L’appartement était dans la pénombre, volets mi-clos. Les cendriers débordaient. Marie m’accueillit dans un bas de jogging et T-shirt XL. Ses long cheveux roux en bataille scintillaient des minces rayons de soleil fragmentés par les stores. Elle alla directement se recoucher sur le clic-clac du salon, couettes relevées jusqu‘au menton…
M’installant à côté d’elle, je sorti une bouteille de champagne de mon sac. Alors évidemment les petites bulles signifient communément la célébration d’un évènement. Je pense qu’elle l’a mal interprété…
Directement j’entama par : « tu m’as toujours dit que tu ne voulais pas d’enfants. Comment se fait-il que tu sois tombée enceinte, tu ne prenais plus la pilule ?». Ce redressant lentement, positionnée à l’indienne, elle s’alluma une autre cigarette… « Combien de fois tu me le demanderas encore ? Je n’ai jamais arrêté ! C’est très rare, mais la protection n’est pas garantie… Pourquoi est-ce que tu viens avec une bouteille de champagne, tu veux vraiment me torturer pour une chose que je n’ai pas voulu ? » Elle me pris la main dans la sienne, chaude et humide : « maintenant je ne te mets pas devant le fait accomplit.
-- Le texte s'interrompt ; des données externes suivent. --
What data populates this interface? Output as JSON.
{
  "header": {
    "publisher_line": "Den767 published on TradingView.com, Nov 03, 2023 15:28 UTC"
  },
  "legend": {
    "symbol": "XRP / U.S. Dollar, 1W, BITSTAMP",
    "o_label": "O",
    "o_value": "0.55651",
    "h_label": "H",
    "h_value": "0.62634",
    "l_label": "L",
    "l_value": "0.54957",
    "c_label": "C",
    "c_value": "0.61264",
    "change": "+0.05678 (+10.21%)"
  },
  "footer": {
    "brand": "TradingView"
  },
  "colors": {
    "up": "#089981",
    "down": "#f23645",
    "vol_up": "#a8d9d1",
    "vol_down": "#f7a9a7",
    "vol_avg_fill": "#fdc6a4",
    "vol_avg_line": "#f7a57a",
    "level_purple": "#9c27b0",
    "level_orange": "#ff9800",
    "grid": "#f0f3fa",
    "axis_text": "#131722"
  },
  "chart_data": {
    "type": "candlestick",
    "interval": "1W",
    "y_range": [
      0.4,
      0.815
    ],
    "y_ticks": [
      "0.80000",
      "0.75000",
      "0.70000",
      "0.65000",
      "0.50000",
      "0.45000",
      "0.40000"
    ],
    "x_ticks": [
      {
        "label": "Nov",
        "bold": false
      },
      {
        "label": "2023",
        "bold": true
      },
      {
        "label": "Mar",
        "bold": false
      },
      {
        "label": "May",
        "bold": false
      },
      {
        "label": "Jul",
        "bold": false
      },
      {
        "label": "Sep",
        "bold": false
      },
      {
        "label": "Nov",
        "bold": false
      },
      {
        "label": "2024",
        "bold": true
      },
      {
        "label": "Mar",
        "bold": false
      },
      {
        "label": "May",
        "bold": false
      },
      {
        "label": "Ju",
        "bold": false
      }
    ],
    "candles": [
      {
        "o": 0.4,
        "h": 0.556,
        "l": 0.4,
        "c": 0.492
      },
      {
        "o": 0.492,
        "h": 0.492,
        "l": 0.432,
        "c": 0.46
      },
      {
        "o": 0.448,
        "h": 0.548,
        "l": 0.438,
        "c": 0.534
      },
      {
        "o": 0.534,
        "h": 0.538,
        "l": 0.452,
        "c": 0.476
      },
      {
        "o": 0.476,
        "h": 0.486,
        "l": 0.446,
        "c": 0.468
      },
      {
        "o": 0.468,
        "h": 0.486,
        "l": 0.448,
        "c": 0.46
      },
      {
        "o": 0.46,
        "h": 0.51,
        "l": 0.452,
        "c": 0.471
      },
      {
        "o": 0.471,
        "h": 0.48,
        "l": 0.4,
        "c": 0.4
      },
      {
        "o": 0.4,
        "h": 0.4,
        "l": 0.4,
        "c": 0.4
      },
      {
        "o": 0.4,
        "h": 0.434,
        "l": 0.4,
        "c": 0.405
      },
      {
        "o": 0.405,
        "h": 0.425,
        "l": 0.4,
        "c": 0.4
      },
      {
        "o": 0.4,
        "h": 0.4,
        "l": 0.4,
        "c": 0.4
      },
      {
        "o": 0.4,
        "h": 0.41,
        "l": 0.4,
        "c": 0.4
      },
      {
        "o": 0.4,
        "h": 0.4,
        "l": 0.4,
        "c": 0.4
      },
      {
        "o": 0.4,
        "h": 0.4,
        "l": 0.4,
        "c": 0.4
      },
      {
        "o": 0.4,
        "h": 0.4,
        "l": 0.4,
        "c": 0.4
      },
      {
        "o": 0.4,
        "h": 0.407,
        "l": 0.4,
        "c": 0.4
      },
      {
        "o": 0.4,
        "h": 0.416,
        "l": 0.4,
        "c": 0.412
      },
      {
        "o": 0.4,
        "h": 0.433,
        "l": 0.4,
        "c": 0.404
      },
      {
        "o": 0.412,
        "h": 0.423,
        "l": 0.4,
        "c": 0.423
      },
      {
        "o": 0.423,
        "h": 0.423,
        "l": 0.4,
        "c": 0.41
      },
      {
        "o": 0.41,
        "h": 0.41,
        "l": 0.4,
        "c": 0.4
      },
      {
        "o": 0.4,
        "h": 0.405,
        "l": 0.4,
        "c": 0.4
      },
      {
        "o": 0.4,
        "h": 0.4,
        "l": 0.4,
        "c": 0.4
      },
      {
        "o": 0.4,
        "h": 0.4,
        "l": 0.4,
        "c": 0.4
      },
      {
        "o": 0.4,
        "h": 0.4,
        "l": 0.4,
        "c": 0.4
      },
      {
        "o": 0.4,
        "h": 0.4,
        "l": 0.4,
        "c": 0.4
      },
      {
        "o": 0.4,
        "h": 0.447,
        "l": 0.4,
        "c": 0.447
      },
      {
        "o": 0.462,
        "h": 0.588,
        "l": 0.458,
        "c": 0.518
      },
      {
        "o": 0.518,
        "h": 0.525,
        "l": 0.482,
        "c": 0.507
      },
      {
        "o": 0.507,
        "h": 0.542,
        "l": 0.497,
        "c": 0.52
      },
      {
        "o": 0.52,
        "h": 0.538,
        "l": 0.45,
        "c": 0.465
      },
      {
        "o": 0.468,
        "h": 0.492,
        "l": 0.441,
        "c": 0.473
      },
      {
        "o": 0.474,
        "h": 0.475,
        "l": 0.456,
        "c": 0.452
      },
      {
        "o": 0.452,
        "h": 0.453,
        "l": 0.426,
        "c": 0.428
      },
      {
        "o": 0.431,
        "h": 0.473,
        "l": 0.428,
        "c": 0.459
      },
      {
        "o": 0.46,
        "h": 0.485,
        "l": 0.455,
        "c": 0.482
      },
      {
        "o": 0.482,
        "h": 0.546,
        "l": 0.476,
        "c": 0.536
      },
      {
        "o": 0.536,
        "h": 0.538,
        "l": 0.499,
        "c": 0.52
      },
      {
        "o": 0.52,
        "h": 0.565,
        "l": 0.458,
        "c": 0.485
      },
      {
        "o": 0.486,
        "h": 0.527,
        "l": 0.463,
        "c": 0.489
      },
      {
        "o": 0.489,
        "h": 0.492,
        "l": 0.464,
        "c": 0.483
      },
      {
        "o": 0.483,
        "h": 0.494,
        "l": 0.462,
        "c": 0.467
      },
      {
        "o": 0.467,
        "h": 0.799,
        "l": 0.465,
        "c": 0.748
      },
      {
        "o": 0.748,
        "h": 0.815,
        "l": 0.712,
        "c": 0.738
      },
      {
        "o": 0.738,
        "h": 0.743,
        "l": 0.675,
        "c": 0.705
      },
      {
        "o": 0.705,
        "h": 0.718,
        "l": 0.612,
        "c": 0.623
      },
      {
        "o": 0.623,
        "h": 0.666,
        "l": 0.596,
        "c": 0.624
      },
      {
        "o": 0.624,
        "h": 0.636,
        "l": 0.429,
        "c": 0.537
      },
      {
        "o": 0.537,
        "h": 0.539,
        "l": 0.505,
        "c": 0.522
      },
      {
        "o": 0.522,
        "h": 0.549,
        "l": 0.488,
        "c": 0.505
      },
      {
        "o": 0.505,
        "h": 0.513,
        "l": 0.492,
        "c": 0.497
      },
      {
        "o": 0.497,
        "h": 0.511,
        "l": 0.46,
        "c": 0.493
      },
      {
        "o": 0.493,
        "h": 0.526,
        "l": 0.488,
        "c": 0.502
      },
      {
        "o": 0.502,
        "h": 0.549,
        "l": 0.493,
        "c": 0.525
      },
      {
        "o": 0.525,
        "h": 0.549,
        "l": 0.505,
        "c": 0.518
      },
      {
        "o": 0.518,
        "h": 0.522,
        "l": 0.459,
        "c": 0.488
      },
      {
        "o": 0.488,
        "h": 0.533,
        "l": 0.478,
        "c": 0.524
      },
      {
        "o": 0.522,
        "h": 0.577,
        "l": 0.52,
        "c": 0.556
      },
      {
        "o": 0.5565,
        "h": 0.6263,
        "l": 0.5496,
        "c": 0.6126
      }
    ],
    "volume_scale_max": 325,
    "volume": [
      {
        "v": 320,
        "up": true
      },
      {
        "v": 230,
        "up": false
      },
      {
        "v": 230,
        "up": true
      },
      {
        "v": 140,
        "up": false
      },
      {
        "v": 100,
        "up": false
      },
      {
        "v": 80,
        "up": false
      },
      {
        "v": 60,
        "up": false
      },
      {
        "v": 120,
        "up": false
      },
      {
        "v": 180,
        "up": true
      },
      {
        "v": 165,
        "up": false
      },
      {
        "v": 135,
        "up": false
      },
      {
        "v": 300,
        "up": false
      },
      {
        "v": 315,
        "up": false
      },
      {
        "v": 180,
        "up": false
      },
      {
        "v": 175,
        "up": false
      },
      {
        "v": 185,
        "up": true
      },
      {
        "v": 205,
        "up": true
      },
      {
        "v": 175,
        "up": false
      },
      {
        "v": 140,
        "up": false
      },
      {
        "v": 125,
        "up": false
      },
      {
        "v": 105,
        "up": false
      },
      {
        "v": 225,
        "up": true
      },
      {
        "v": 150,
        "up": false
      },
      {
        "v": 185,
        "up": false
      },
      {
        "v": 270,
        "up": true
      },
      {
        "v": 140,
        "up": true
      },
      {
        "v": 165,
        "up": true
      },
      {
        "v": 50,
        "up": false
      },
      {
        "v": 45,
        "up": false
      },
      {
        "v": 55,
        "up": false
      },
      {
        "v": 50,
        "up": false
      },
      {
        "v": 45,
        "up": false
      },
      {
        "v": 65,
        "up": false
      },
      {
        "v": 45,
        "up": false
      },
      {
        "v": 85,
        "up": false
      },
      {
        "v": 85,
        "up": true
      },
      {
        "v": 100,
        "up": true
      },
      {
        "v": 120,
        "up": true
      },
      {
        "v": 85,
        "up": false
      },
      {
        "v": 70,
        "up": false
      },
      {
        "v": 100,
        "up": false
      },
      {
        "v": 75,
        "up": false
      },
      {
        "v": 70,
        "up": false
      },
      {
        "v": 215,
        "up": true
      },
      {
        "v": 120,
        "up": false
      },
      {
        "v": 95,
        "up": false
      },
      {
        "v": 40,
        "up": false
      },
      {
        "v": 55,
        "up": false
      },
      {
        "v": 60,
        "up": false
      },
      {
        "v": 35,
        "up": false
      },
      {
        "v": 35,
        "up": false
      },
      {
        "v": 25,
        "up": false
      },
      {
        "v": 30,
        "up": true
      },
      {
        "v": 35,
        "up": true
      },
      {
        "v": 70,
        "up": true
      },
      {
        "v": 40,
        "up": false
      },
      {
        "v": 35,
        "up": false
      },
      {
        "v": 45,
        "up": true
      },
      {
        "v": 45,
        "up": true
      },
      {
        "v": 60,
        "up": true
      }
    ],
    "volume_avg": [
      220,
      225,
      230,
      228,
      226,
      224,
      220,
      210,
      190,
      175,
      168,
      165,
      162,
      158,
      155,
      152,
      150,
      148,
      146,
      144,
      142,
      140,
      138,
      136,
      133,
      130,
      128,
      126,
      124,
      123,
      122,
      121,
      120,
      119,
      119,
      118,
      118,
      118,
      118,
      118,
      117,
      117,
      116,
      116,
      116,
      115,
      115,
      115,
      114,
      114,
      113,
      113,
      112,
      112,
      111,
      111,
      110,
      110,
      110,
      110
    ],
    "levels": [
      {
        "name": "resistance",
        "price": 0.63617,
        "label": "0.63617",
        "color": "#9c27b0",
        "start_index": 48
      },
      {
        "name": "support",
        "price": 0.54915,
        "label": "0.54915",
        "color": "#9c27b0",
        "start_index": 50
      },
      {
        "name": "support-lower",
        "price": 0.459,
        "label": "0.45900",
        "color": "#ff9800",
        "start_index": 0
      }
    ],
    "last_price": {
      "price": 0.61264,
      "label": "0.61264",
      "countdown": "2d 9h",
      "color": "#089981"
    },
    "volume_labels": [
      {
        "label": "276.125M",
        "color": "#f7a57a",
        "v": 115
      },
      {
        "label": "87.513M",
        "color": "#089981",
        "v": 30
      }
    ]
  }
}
Je te demande juste d’y réfléchir. Quelle solution serait la meilleure ? ». Pour moi, c’était très limpide. Je venais fêter sa prochaine IVG. Il n’était pas question de la partager avec un autre être. Je ne suis pas jaloux, juste exclusif… « Marie, nous sommes trop jeunes pour élever un enfant. Imagine ce que serait notre vie. Tous ces voyages que nous ne pourrions pas faire. Et pense à ta carrière ! L’arrivé d’un enfant çà se prépare… Et il faut être deux pour l’accueillir… ».
« Tu veux dire que si je le garde, tu m’abandonneras ? Pour toi c’est simple, c’est ca ?! Ce n’est pas toi qui le porte… La décision me reviens… Tu n’imagines pas le poids… La responsabilité… ». Les sanglots hachuraient sa pensée… Je sentais que la situation m’échappait. Il est toujours simple de juger à froid des cas étrangers à soi. Là j’étais en prise avec des émotions puissantes. Cela me concernait, vraiment ?
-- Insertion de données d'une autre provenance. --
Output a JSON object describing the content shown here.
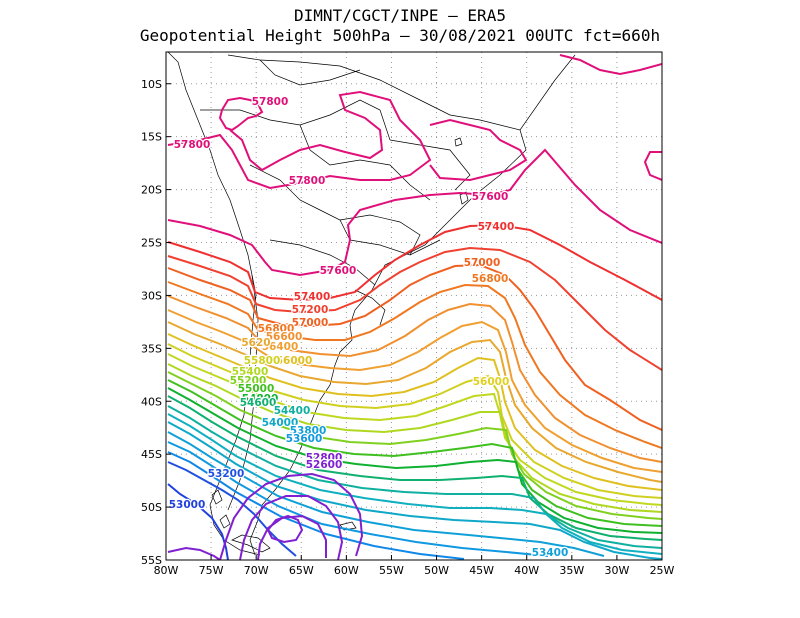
{
  "header": {
    "line1": "DIMNT/CGCT/INPE  –  ERA5",
    "line2": "Geopotential Height 500hPa –  30/08/2021 00UTC fct=660h"
  },
  "map": {
    "lon_range": [
      -80,
      -25
    ],
    "lat_range": [
      -55,
      -7
    ],
    "lon_ticks": [
      "80W",
      "75W",
      "70W",
      "65W",
      "60W",
      "55W",
      "50W",
      "45W",
      "40W",
      "35W",
      "30W",
      "25W"
    ],
    "lat_ticks": [
      "10S",
      "15S",
      "20S",
      "25S",
      "30S",
      "35S",
      "40S",
      "45S",
      "50S",
      "55S"
    ],
    "grid": true,
    "contour_interval": 200
  },
  "contour_labels": [
    {
      "text": "57800",
      "color": "#e0107a"
    },
    {
      "text": "57800",
      "color": "#e0107a"
    },
    {
      "text": "57800",
      "color": "#e0107a"
    },
    {
      "text": "57600",
      "color": "#e0107a"
    },
    {
      "text": "57600",
      "color": "#e0107a"
    },
    {
      "text": "57400",
      "color": "#f03030"
    },
    {
      "text": "57400",
      "color": "#f03030"
    },
    {
      "text": "57200",
      "color": "#f04030"
    },
    {
      "text": "57000",
      "color": "#f06020"
    },
    {
      "text": "57000",
      "color": "#f06020"
    },
    {
      "text": "56800",
      "color": "#f07820"
    },
    {
      "text": "56800",
      "color": "#f07820"
    },
    {
      "text": "56600",
      "color": "#f09030"
    },
    {
      "text": "56400",
      "color": "#f0a030"
    },
    {
      "text": "5620",
      "color": "#e8a830"
    },
    {
      "text": "56000",
      "color": "#e0c020"
    },
    {
      "text": "55800",
      "color": "#d0d020"
    },
    {
      "text": "56000",
      "color": "#e0d020"
    },
    {
      "text": "55400",
      "color": "#b0d820"
    },
    {
      "text": "55200",
      "color": "#80d020"
    },
    {
      "text": "55000",
      "color": "#40c020"
    },
    {
      "text": "54800",
      "color": "#10b030"
    },
    {
      "text": "54600",
      "color": "#10b070"
    },
    {
      "text": "54400",
      "color": "#10b0a0"
    },
    {
      "text": "54000",
      "color": "#10a8c8"
    },
    {
      "text": "53800",
      "color": "#10a0d8"
    },
    {
      "text": "53600",
      "color": "#1098e0"
    },
    {
      "text": "53400",
      "color": "#10a0d8"
    },
    {
      "text": "53200",
      "color": "#2050e0"
    },
    {
      "text": "53000",
      "color": "#2040e0"
    },
    {
      "text": "52800",
      "color": "#8020d0"
    },
    {
      "text": "52600",
      "color": "#8020d0"
    }
  ],
  "colors": {
    "c578": "#e0107a",
    "c576": "#e0107a",
    "red": "#f03030",
    "orange": "#f07820",
    "yellow": "#e0d020",
    "green": "#20c020",
    "cyan": "#10b0c0",
    "blue": "#2050e0",
    "purple": "#8020d0"
  }
}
« Mon dieu, tes yeux ! Tu devrais te voir Siegfried… Des fois tu me fais peur… ».
J’avais du mal à savoir si elle voulait le garder, ou si la famille ne jouait pas les tiers dans la décision… Peut-être aussi, le meurtre d’un amas de cellules indifférenciées ?
« Tu te rends compte de ce que tu me demandes ?! C’est ton domaine la psychologie, je crois ?! Tu n’as pas l’impression que je revis l’histoire de ma mère ? Je suis capable de donner beaucoup d’amour ! »
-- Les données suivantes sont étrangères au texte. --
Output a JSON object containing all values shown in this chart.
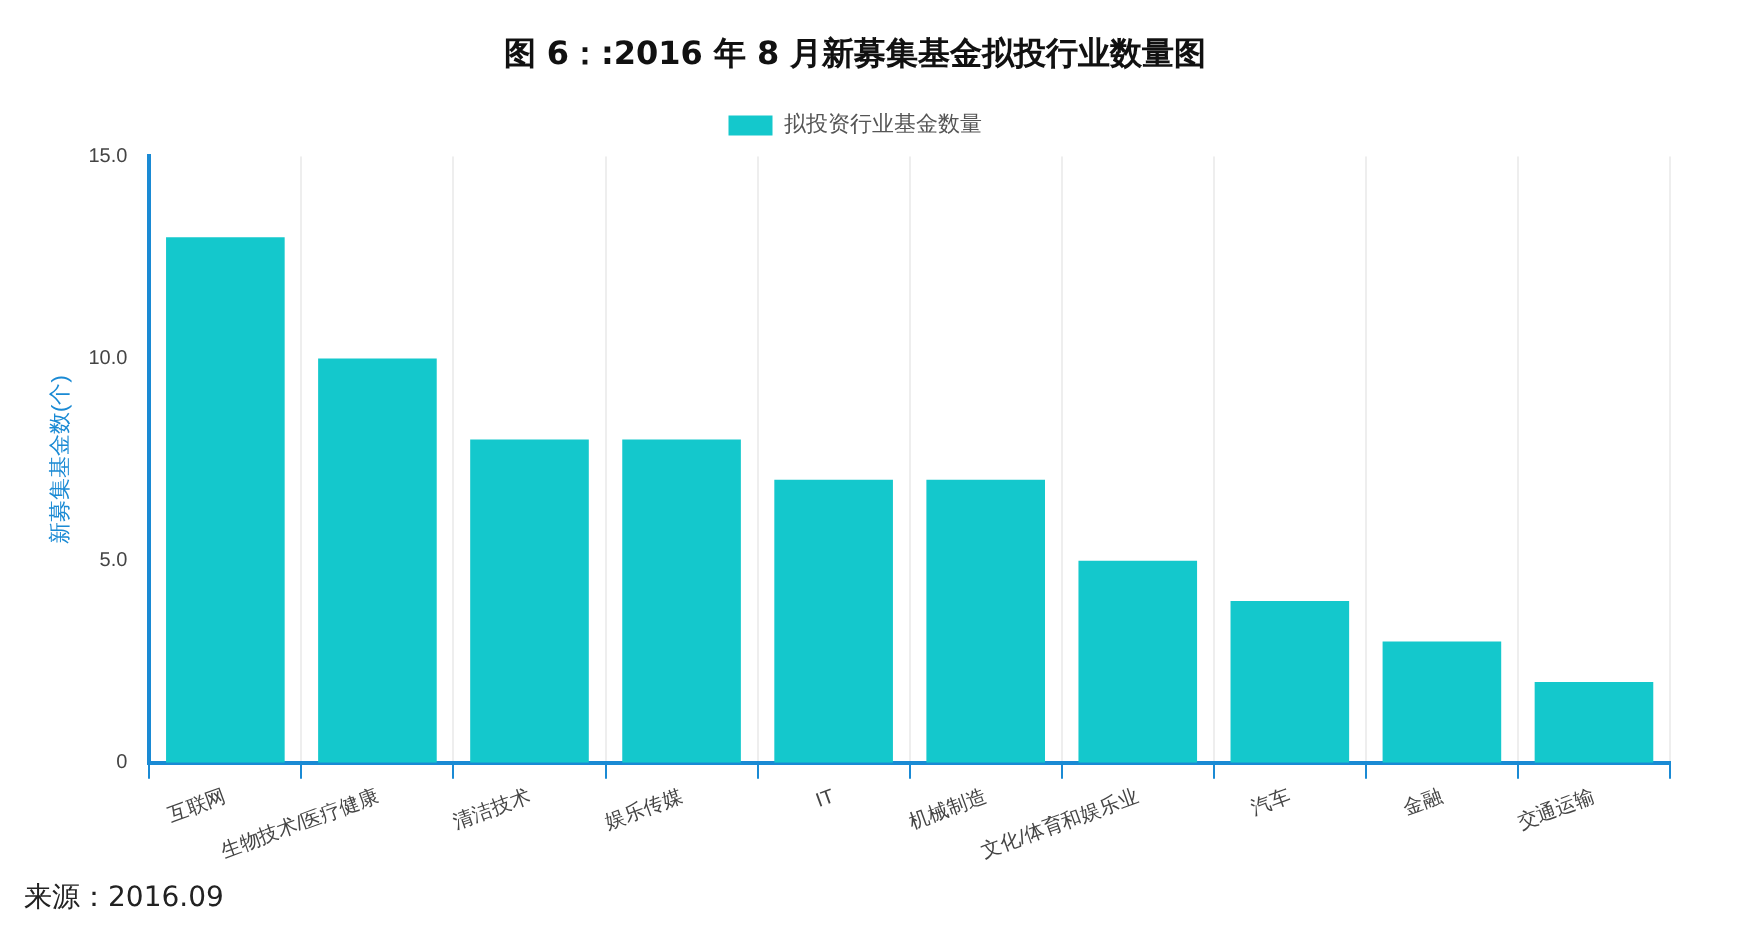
{
  "chart_data": {
    "type": "bar",
    "title": "图 6：:2016 年 8 月新募集基金拟投行业数量图",
    "ylabel": "新募集基金数(个)",
    "categories": [
      "互联网",
      "生物技术/医疗健康",
      "清洁技术",
      "娱乐传媒",
      "IT",
      "机械制造",
      "文化/体育和娱乐业",
      "汽车",
      "金融",
      "交通运输"
    ],
    "series": [
      {
        "name": "拟投资行业基金数量",
        "color": "#14c8cc",
        "values": [
          13,
          10,
          8,
          8,
          7,
          7,
          5,
          4,
          3,
          2
        ]
      }
    ],
    "ylim": [
      0,
      15
    ],
    "yticks": [
      {
        "value": 0,
        "label": "0"
      },
      {
        "value": 5,
        "label": "5.0"
      },
      {
        "value": 10,
        "label": "10.0"
      },
      {
        "value": 15,
        "label": "15.0"
      }
    ],
    "grid": "x",
    "legend": "top",
    "annotations": [
      "来源：2016.09"
    ]
  }
}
En la regardant s’habiller, je voulais dire quelque chose, rien ne sorti. J’étais assis comme un con, l’esprit vide. L’esprit tournant à vide… Quand la porte blindée de son appartement de standing claqua, un éclair me frappa. Pour la première fois, j’avais peur de perdre quelque chose d’important dans ma vie. Cette expérience contrariante transformera notre relation d’une façon irréversible, pensais-je. Ne pas vouloir d’un enfant lui fera sans doutes considérer que je ne suis pas « Le bon » . Un père, je ne serai jamais… Alors quelle sera la suite pour nous ?
J’observais les détails de cette fresque sur les murs de l’ancien hôpital civil. De la fenêtre, éclatant de couleurs, Le Christ surmontait un tas d’ossements ocres…
« Je vais faire un bilan sanguin... J’y vais seule ! », bourdonna dans mes oreilles…
La fumée de ma cigarette montait en volutes bleus.